Jodie Comer as Villanelle in Killing Eve, season two.

En esta teleficción one-to-one -que es para lo que ha quedado la serie- el reverso oriental, moreno y policial de Villanelle es la agente que la persigue. De hecho, en una segunda temporada que asume públicamente que su planteamiento y su desarrollo son absurdos -la conversación entre Eve y el profiler Martin (Adel Akhtar) en el 2.07 lo expresa tan claramente que no es necesario ahondar más-, lo más interesante hay que buscarlo en este duelo interpretativo y en ‘lo aparente’ (lo superficial). Eve y Villanelle funcionan como dos caras de una misma moneda, de ahí que se insista en vincularlas a través de los espejos, quizá el objeto más empleado en esta 2T (tanto para indicar similitud como para marcar la escisión psicológica que experimenta Eve, tal y como se ve en el episodio sexto). Aunque el cristal de la ley las separe, ambas están unidas por la fascinación que sienten la una por la otra (Eros y Tánatos luchando a brazo partido) y tratan de atraerse cada una hacia su lado. Hay dos secuencias que lo ejemplifican muy bien: en la primera, Villanelle asesina a la asistente de Amber Peel (Shannon Tarbet) lanzándola contra un vehículo. Tras hacerlo, mirará hacia el frente y el contraplano nos remitirá a Eve, quien, azorada, le devuelve el gesto desde detrás de un cristal. En la secuencia clave de la temporada, la del asesinato de Raymond (Adrian Scarborough), el cuerpo de la víctima se nos escamoteará en el punto álgido de la acción y todo quedará reducido a un juego de miradas entre las dos, con Villanelle logrando que su reflejo se comporte como ella (uno de los movimientos de cámara más repetidos de la temporada es el travelling de acercamiento hacia los personajes; de hecho, a pesar de ser movimientos suaves, la cámara no para quieta, como si ese poder de atracción que las protagonistas tratan de ejercer motivara su trazado). La vista es, en el fondo, el sentido que desata la posesión (“codiciamos lo que vemos” que decía Hannibal Lecter). Eve y Villanelle no pueden ‘tenerse’ de otra manera -puesto que el apartado físico del componente sexual no ha entrado en juego- que no sea observándose, la agente del MI6 se embelesa comprobando la ausencia de límites de la asesina; Villanelle intuye que detrás de la ordinaria pose de su némesis se esconde un alma gemela.

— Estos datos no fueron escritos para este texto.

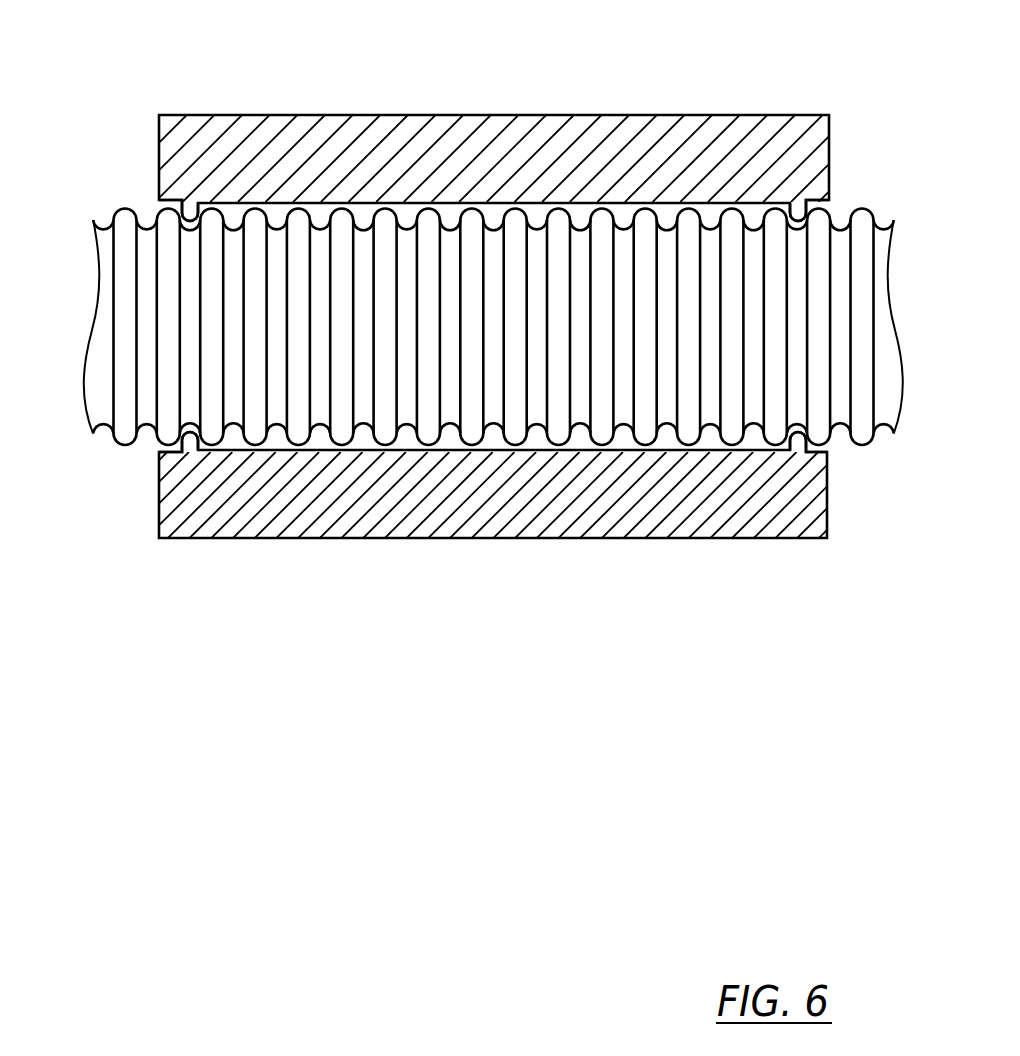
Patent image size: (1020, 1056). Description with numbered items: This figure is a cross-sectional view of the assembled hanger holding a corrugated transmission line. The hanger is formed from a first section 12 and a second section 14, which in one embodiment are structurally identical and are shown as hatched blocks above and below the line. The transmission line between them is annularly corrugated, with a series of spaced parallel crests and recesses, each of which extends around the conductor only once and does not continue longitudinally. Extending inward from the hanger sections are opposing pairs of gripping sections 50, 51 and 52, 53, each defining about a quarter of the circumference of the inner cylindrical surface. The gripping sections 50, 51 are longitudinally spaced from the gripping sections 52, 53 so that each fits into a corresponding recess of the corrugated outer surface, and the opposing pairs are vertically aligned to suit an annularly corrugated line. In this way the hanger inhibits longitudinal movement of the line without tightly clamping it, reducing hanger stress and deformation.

The first section 12 is at (343, 115).
The second section 14 is at (633, 538).
The gripping section 50 is at (160, 203).
The gripping section 51 is at (170, 452).
The gripping section 52 is at (829, 203).
The gripping section 53 is at (815, 452).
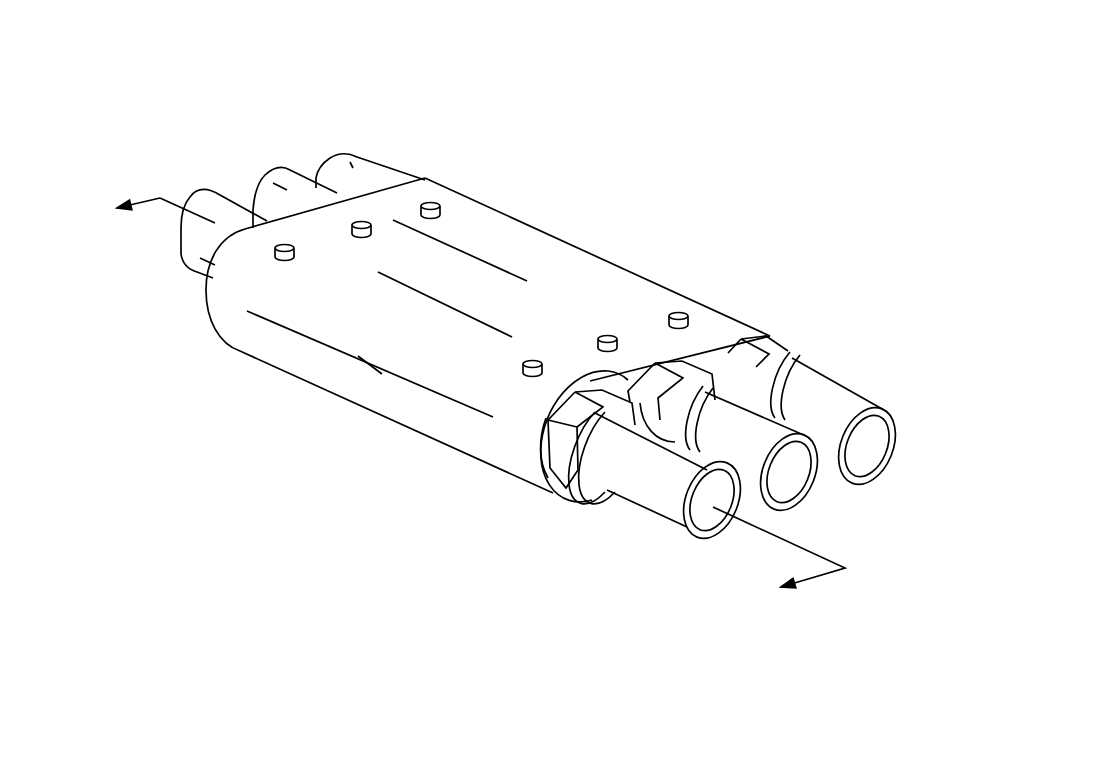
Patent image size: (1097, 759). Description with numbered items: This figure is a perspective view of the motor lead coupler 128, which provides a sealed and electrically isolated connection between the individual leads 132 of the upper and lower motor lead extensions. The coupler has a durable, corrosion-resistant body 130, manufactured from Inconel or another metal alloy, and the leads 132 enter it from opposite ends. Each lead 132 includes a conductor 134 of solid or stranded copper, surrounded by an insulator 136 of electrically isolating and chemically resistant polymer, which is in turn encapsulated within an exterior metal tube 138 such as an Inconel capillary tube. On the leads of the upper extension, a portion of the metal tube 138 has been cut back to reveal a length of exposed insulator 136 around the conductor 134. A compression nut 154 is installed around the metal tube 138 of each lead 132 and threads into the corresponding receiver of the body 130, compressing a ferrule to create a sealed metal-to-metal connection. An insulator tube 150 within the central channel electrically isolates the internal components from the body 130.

The motor lead coupler 128 is at (618, 120).
The body 130 is at (487, 252).
The leads 132 is at (160, 183).
The conductor 134 is at (871, 455).
The insulator 136 is at (805, 393).
The metal tube 138 is at (212, 223).
The insulator tube 150 is at (359, 220).
The compression nut 154 is at (647, 383).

La temporada se estructura en torno a la unión Eve/Villanelle (o servicios secretos/organización criminal) para dar caza a un nuevo villano: Aaron Peel (Henry Lloyd-Hughes). Peel es otro ‘poseedor’ nato, un demiurgo con mirada panóptica que toma aquello que quiere en virtud de su dominio del big data; alguien que controla a sus huéspedes gracias a la red de cámaras instaladas en su palazzo romano; un serial killer que arrebata vidas como si ese fuera el acto de posesión último, la versión premium de reservar para ti solo el mejor restaurante de la ciudad o de comprarse un one-off de Aston Martin. Peel, que es el modelo masculino y high-tech de Villanelle, es asesinado frente a un espejo, contemplando su propia muerte en un gesto paradójico, toda una implosión conceptual. Así, la segunda tanda de episodios de esta producción de la BBC America que aquí se puede ver a través de HBO España; un 2T que invierte los términos de su temporada precedente (solo hace falta ver el ¿final?), es más atractiva por sus piruetas formales que por su (arbitraria) construcción dramática. El juego que en ‘Desperate times’ (2.04) se establece con la pintura atribuida a Jan de Baen, The Corpses of the De Witt Brothers, y la puesta en escena del crimen con el que se cierra el episodio, invitan, de nuevo, a pensar en la estrecha relación entre la creación y la muerte. Villanelle, emulando a Oscar Wilde, hará que la vida imite al arte y utilizará su talento para el homicidio (fabricará nuevas imágenes de sí misma para seguir matando); Barry buscará en la interpretación un refugio que lo aparte de su naturaleza psicópata.  Los dos utilizarán la representación para sobrevivir.